ON & OFF THE BEATEN PATH :: Orlando – Traveling the World & Tasting it’s Beers

by David Daugherty on March 23, 2011

The last time I had been to Walt Disney World’s Epcot in Orlando was 25 years ago and I only remember it vaguely. Maybe it’s the fact that everything that week 25 years earlier actually took place in a blur, or maybe it could be chalked up to old age setting in. It certainly COULD NOT have anything to do with 25 years of beer consumption!

The one thing I do remember though is that at Epcot, you could visit countries from all over the world. Oh…and each country furnished their native beer. I figured, “Well, I‘m here, might as well see what they have to offer” Right. Spontaneous. No thought to being the “BeerNetwork Guy” in the least.

Walking around the “world,” we first encountered Mexico and a rather large mariachi band. Enjoyable, I have always loved that style of music.

Sidebar—check this out. Seriously, check this out: http://www.youtube.com/watch?v=oRu_Id9WmBE

Next up, China. There’s an impressive exhibit of the Terracotta Warriors, a spirit army that stood guard at the tomb of Qin Shi Huang, first emperor of the Qin Dynasty. Amazing as it might be, it was also a really warm day and I was ready for a beer.

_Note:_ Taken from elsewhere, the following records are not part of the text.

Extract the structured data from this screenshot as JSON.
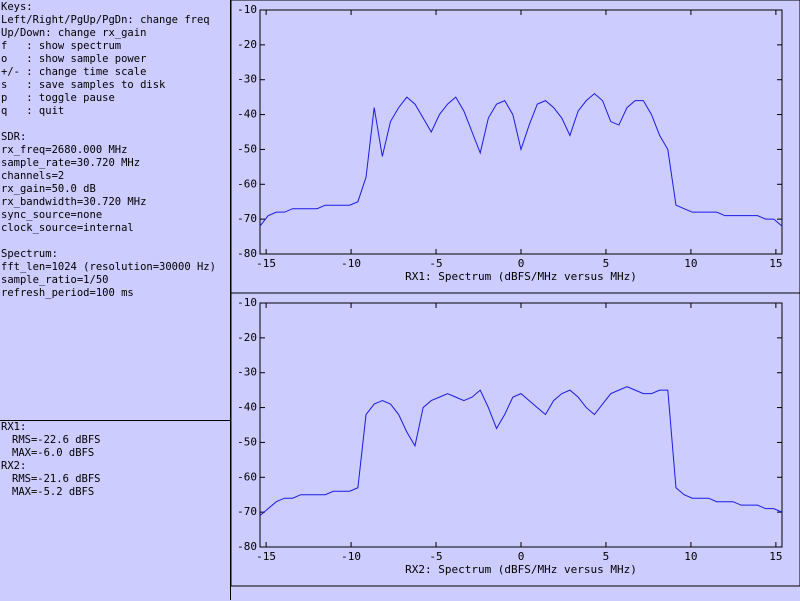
{
  "panel": {
    "keys": [
      "Keys:",
      "Left/Right/PgUp/PgDn: change freq",
      "Up/Down: change rx_gain",
      "f   : show spectrum",
      "o   : show sample power",
      "+/- : change time scale",
      "s   : save samples to disk",
      "p   : toggle pause",
      "q   : quit"
    ],
    "sdr": [
      "SDR:",
      "rx_freq=2680.000 MHz",
      "sample_rate=30.720 MHz",
      "channels=2",
      "rx_gain=50.0 dB",
      "rx_bandwidth=30.720 MHz",
      "sync_source=none",
      "clock_source=internal"
    ],
    "spectrum": [
      "Spectrum:",
      "fft_len=1024 (resolution=30000 Hz)",
      "sample_ratio=1/50",
      "refresh_period=100 ms"
    ],
    "stats": [
      {
        "name": "RX1:",
        "rms": "RMS=-22.6 dBFS",
        "max": "MAX=-6.0 dBFS"
      },
      {
        "name": "RX2:",
        "rms": "RMS=-21.6 dBFS",
        "max": "MAX=-5.2 dBFS"
      }
    ]
  },
  "chart_data": [
    {
      "type": "line",
      "xlabel": "RX1: Spectrum (dBFS/MHz versus MHz)",
      "color": "#1a1ae6",
      "xlim": [
        -15.36,
        15.36
      ],
      "ylim": [
        -80,
        -10
      ],
      "xticks": [
        -15,
        -10,
        -5,
        0,
        5,
        10,
        15
      ],
      "yticks": [
        -10,
        -20,
        -30,
        -40,
        -50,
        -60,
        -70,
        -80
      ],
      "x": [
        -15.36,
        -14.88,
        -14.4,
        -13.92,
        -13.44,
        -12.96,
        -12.48,
        -12.0,
        -11.52,
        -11.04,
        -10.56,
        -10.08,
        -9.6,
        -9.12,
        -8.64,
        -8.16,
        -7.68,
        -7.2,
        -6.72,
        -6.24,
        -5.76,
        -5.28,
        -4.8,
        -4.32,
        -3.84,
        -3.36,
        -2.88,
        -2.4,
        -1.92,
        -1.44,
        -0.96,
        -0.48,
        0.0,
        0.48,
        0.96,
        1.44,
        1.92,
        2.4,
        2.88,
        3.36,
        3.84,
        4.32,
        4.8,
        5.28,
        5.76,
        6.24,
        6.72,
        7.2,
        7.68,
        8.16,
        8.64,
        9.12,
        9.6,
        10.08,
        10.56,
        11.04,
        11.52,
        12.0,
        12.48,
        12.96,
        13.44,
        13.92,
        14.4,
        14.88,
        15.36
      ],
      "values": [
        -72,
        -69,
        -68,
        -68,
        -67,
        -67,
        -67,
        -67,
        -66,
        -66,
        -66,
        -66,
        -65,
        -58,
        -38,
        -52,
        -42,
        -38,
        -35,
        -37,
        -41,
        -45,
        -40,
        -37,
        -35,
        -39,
        -45,
        -51,
        -41,
        -37,
        -36,
        -40,
        -50,
        -43,
        -37,
        -36,
        -38,
        -41,
        -46,
        -39,
        -36,
        -34,
        -36,
        -42,
        -43,
        -38,
        -36,
        -36,
        -40,
        -46,
        -50,
        -66,
        -67,
        -68,
        -68,
        -68,
        -68,
        -69,
        -69,
        -69,
        -69,
        -69,
        -70,
        -70,
        -72
      ]
    },
    {
      "type": "line",
      "xlabel": "RX2: Spectrum (dBFS/MHz versus MHz)",
      "color": "#1a1ae6",
      "xlim": [
        -15.36,
        15.36
      ],
      "ylim": [
        -80,
        -10
      ],
      "xticks": [
        -15,
        -10,
        -5,
        0,
        5,
        10,
        15
      ],
      "yticks": [
        -10,
        -20,
        -30,
        -40,
        -50,
        -60,
        -70,
        -80
      ],
      "x": [
        -15.36,
        -14.88,
        -14.4,
        -13.92,
        -13.44,
        -12.96,
        -12.48,
        -12.0,
        -11.52,
        -11.04,
        -10.56,
        -10.08,
        -9.6,
        -9.12,
        -8.64,
        -8.16,
        -7.68,
        -7.2,
        -6.72,
        -6.24,
        -5.76,
        -5.28,
        -4.8,
        -4.32,
        -3.84,
        -3.36,
        -2.88,
        -2.4,
        -1.92,
        -1.44,
        -0.96,
        -0.48,
        0.0,
        0.48,
        0.96,
        1.44,
        1.92,
        2.4,
        2.88,
        3.36,
        3.84,
        4.32,
        4.8,
        5.28,
        5.76,
        6.24,
        6.72,
        7.2,
        7.68,
        8.16,
        8.64,
        9.12,
        9.6,
        10.08,
        10.56,
        11.04,
        11.52,
        12.0,
        12.48,
        12.96,
        13.44,
        13.92,
        14.4,
        14.88,
        15.36
      ],
      "values": [
        -71,
        -69,
        -67,
        -66,
        -66,
        -65,
        -65,
        -65,
        -65,
        -64,
        -64,
        -64,
        -63,
        -42,
        -39,
        -38,
        -39,
        -42,
        -47,
        -51,
        -40,
        -38,
        -37,
        -36,
        -37,
        -38,
        -37,
        -35,
        -40,
        -46,
        -42,
        -37,
        -36,
        -38,
        -40,
        -42,
        -38,
        -36,
        -35,
        -37,
        -40,
        -42,
        -39,
        -36,
        -35,
        -34,
        -35,
        -36,
        -36,
        -35,
        -35,
        -63,
        -65,
        -66,
        -66,
        -66,
        -67,
        -67,
        -67,
        -68,
        -68,
        -68,
        -69,
        -69,
        -70
      ]
    }
  ]
}
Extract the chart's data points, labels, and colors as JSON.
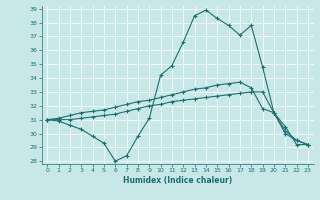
{
  "xlabel": "Humidex (Indice chaleur)",
  "bg_color": "#c8e8e8",
  "line_color": "#1a7070",
  "ylim": [
    27.8,
    39.2
  ],
  "xlim": [
    -0.5,
    23.5
  ],
  "yticks": [
    28,
    29,
    30,
    31,
    32,
    33,
    34,
    35,
    36,
    37,
    38,
    39
  ],
  "xticks": [
    0,
    1,
    2,
    3,
    4,
    5,
    6,
    7,
    8,
    9,
    10,
    11,
    12,
    13,
    14,
    15,
    16,
    17,
    18,
    19,
    20,
    21,
    22,
    23
  ],
  "series1_y": [
    31.0,
    30.9,
    30.6,
    30.3,
    29.8,
    29.3,
    28.0,
    28.4,
    29.8,
    31.1,
    34.2,
    34.9,
    36.6,
    38.5,
    38.9,
    38.3,
    37.8,
    37.1,
    37.8,
    34.8,
    31.5,
    30.5,
    29.2,
    29.2
  ],
  "series2_y": [
    31.0,
    31.1,
    31.3,
    31.5,
    31.6,
    31.7,
    31.9,
    32.1,
    32.3,
    32.4,
    32.6,
    32.8,
    33.0,
    33.2,
    33.3,
    33.5,
    33.6,
    33.7,
    33.3,
    31.8,
    31.5,
    30.0,
    29.5,
    29.2
  ],
  "series3_y": [
    31.0,
    31.0,
    31.0,
    31.1,
    31.2,
    31.3,
    31.4,
    31.6,
    31.8,
    32.0,
    32.1,
    32.3,
    32.4,
    32.5,
    32.6,
    32.7,
    32.8,
    32.9,
    33.0,
    33.0,
    31.5,
    30.2,
    29.5,
    29.2
  ]
}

First stop was the Biergarten in Germany. I ordered a brat, a pretzel and an Altenmünster Oktoberfest. The menu provides this description, “One of the most beautiful regions in Germany is the Allgäu, home of Altenmünster Brewer Beers. Altenmünster is made from rediscovered recipes for connoisseurs, who highly value the use of long-forgotten ingredients creating a full-flavored and timeless beer.” This is a mellow beer with a slightly sweet flavor and malty finish. Glad to see an offering other than the usual German beers readily available here in the states. Delicious start to the tour I would take here at Epcot.

Next, we were off to Italy. We’d written about the Moretti LaRossa in a previous post, and it was the featured beer at Via Napoli, where I ordered the Tortellini Soup. The slightly sweet beer paired very well with the saltiness of the soup made with a clear broth and chives.

After finishing there, we went to Japan where my son Anthony wanted to try Sake. I had never had Sake before, and probably like some of the beers we drink here at YBN, Sake is, for me, something that will probably take some getting used to. The nose had, of course, a wine aroma. Interesting, as rather than just a very dry wine, it tasted like a very dry wine with a touch of vermouth. Not our favorite, but something that needed to be tried.

Lastly, it was off to Morocco. I had the Casablanca Beer, a premium lager with which I was very impressed. This original lager from Casablanca put a nice topper to the end of a very long day. Corny and grainy, it presented a little more to the mouth than the average 4-5% ABV lager too many Americans have grown accustomed to, much like the way Harvey described his experience with the Dominican Republic’s Presidente on his leg of our journeys.

So while this world traveler found sampling some slightly better-than-average regional beer and experimenting with rice wine was fun, upon our return to the hotel around 1 AM, I finished off the evening with a Maker’s 46 from Maker’s Mark Kentucky Bourbon Whiskey—barrel finished with oak staves, 94 proof—neat with a Mayorga Corona 2000 from Nicaragua! Life is good.